KTRH Local Houston and Texas News

KTRH Local Houston and Texas News

KTRH-AM covering local news from Houston and across Texas.

 

Crude Reality: Oil Production Can't Keep Up With Prices

Crude oil prices remain at near-record highs, as the Russian war in Ukraine drags on and the U.S. bans the import of Russian oil. At the same time, oil demand is increasing as auto and air travel approach their pre-pandemic levels. All of this should point to a ramp up in domestic oil production...but that is not happening as fast as some would like. A recent FOX Business analysis found the number of active oil rigs in the U.S. is now at 531, less than a third of the number ten years ago.

There are many reasons for the lag in oil production versus prices. "Reason number one why the rig count is not as high now as in the past is it doesn't need to be, because these rigs are much more efficient," says Karr Ingham, Texas petroleum economist. "We can drill more wells with one rig that we ever could in the past."

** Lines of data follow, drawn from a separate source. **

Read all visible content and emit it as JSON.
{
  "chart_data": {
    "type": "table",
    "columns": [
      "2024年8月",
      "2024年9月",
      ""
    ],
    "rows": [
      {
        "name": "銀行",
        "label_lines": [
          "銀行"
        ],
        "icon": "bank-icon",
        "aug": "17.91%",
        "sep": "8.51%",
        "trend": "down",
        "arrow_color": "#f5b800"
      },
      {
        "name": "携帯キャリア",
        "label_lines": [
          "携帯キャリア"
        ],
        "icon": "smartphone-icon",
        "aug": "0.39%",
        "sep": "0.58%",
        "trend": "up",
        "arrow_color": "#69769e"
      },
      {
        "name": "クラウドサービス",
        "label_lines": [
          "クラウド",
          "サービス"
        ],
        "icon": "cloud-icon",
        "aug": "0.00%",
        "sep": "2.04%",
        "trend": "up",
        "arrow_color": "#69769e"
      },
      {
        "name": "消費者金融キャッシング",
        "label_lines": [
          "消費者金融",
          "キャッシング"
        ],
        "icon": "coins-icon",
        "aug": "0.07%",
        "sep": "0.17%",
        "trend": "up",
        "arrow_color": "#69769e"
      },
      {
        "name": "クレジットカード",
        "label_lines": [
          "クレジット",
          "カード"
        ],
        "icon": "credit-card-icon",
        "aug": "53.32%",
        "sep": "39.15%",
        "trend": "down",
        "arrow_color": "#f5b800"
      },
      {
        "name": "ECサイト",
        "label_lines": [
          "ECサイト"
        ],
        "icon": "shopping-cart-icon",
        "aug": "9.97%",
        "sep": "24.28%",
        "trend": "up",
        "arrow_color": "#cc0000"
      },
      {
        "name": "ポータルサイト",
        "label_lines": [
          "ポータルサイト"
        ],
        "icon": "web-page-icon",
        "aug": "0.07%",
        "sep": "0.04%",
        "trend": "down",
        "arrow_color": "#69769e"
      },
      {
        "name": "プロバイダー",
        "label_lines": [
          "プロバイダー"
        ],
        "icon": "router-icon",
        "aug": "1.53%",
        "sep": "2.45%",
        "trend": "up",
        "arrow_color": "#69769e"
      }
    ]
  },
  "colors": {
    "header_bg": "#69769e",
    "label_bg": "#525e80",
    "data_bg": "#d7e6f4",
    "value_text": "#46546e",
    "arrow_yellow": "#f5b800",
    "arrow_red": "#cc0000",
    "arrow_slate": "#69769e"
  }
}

"The rig count is now is not as high as in the past, and it probably never will be," he continues. "That's not to say we can't produce record and growing amounts of crude oil, because we did before the pandemic."

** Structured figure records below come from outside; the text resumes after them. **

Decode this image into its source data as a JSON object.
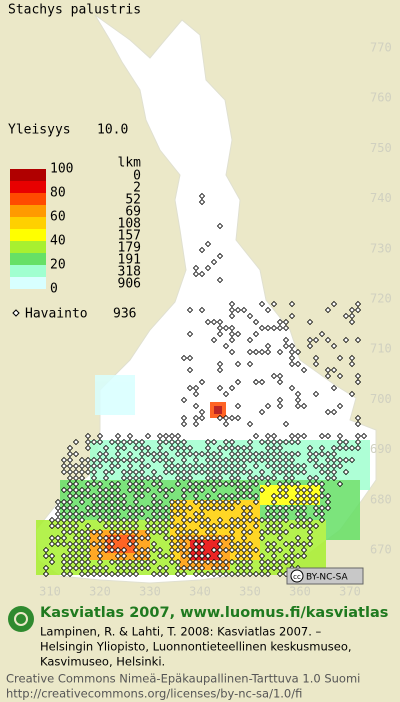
{
  "title": "Stachys palustris",
  "frequency": {
    "label": "Yleisyys",
    "value": "10.0"
  },
  "legend": {
    "scale_labels": [
      100,
      80,
      60,
      40,
      20,
      0
    ],
    "count_header": "lkm",
    "counts": [
      0,
      2,
      52,
      69,
      108,
      157,
      179,
      191,
      318,
      906
    ],
    "colors": [
      "#b00000",
      "#e80000",
      "#ff4a00",
      "#ff9a00",
      "#ffd000",
      "#ffff00",
      "#a8f030",
      "#66e066",
      "#a0ffd0",
      "#d8ffff"
    ]
  },
  "observations": {
    "label": "Havainto",
    "value": 936
  },
  "grid": {
    "northing": [
      770,
      760,
      750,
      740,
      730,
      720,
      710,
      700,
      690,
      680,
      670
    ],
    "easting": [
      310,
      320,
      330,
      340,
      350,
      360,
      370
    ]
  },
  "license_badge": {
    "icon": "cc",
    "text": "BY-NC-SA"
  },
  "footer": {
    "heading": "Kasviatlas 2007, www.luomus.fi/kasviatlas",
    "citation": [
      "Lampinen, R. & Lahti, T. 2008: Kasviatlas 2007. –",
      "Helsingin Yliopisto, Luonnontieteellinen keskusmuseo,",
      "Kasvimuseo, Helsinki."
    ],
    "license": [
      "Creative Commons Nimeä-Epäkaupallinen-Tarttuva 1.0 Suomi",
      "http://creativecommons.org/licenses/by-nc-sa/1.0/fi"
    ]
  }
}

While oil companies don't need as many rigs now as in the past, they're still struggling to ramp up production coming out of the pandemic, which briefly crashed the oil market two years ago. "(Production) most certainly would be growing faster, I think, if we didn't have artificial constraints in place," says Ingham. "For instance, this hostility from the (Biden) administration and the federal government to oil and gas development in the United States."

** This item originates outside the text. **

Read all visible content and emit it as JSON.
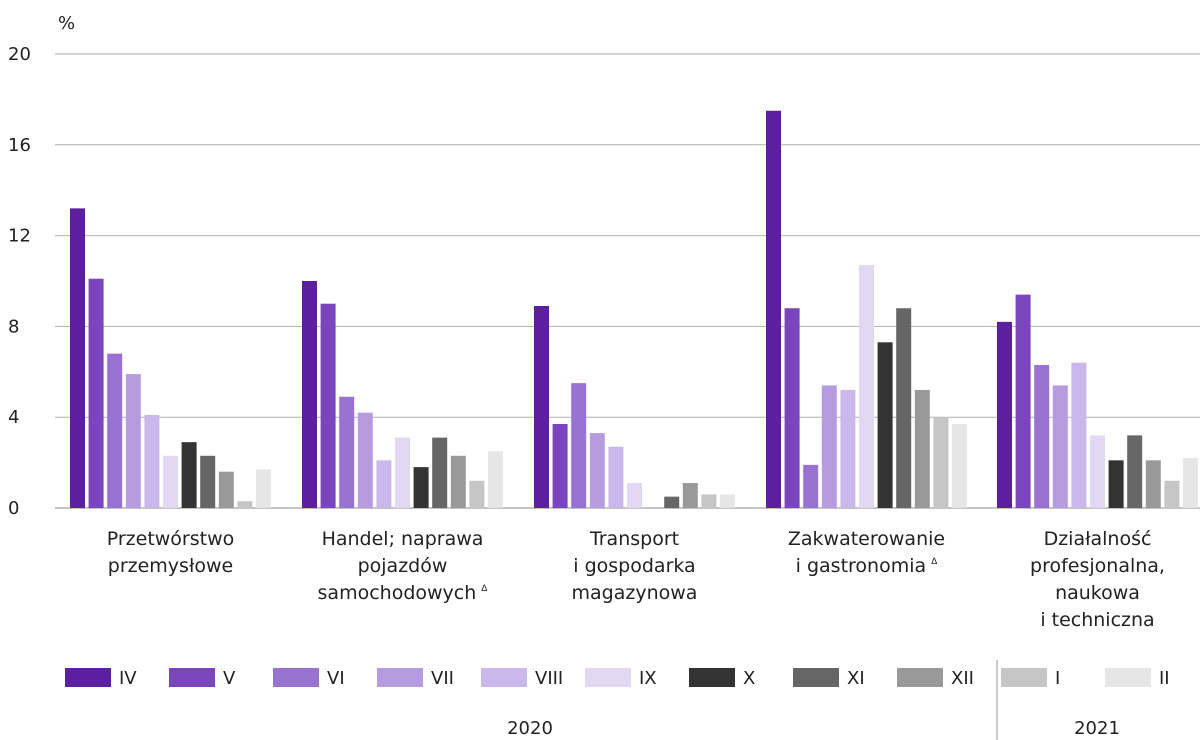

Indeed, the Biden administration has frustrated the industry by restricting domestic production with its green agenda, while blaming Russian President Vladimir Putin and "greedy" oil companies for high prices. Now, the president has authorized the release of one million barrels per day from the strategic petroleum reserves. Ingham tells KTRH that move is okay only as a temporary stopgap. "But it will be a terrible move if we don't do anything to allow and incentivize the much more rapid development of new crude oil production in the United States," he says.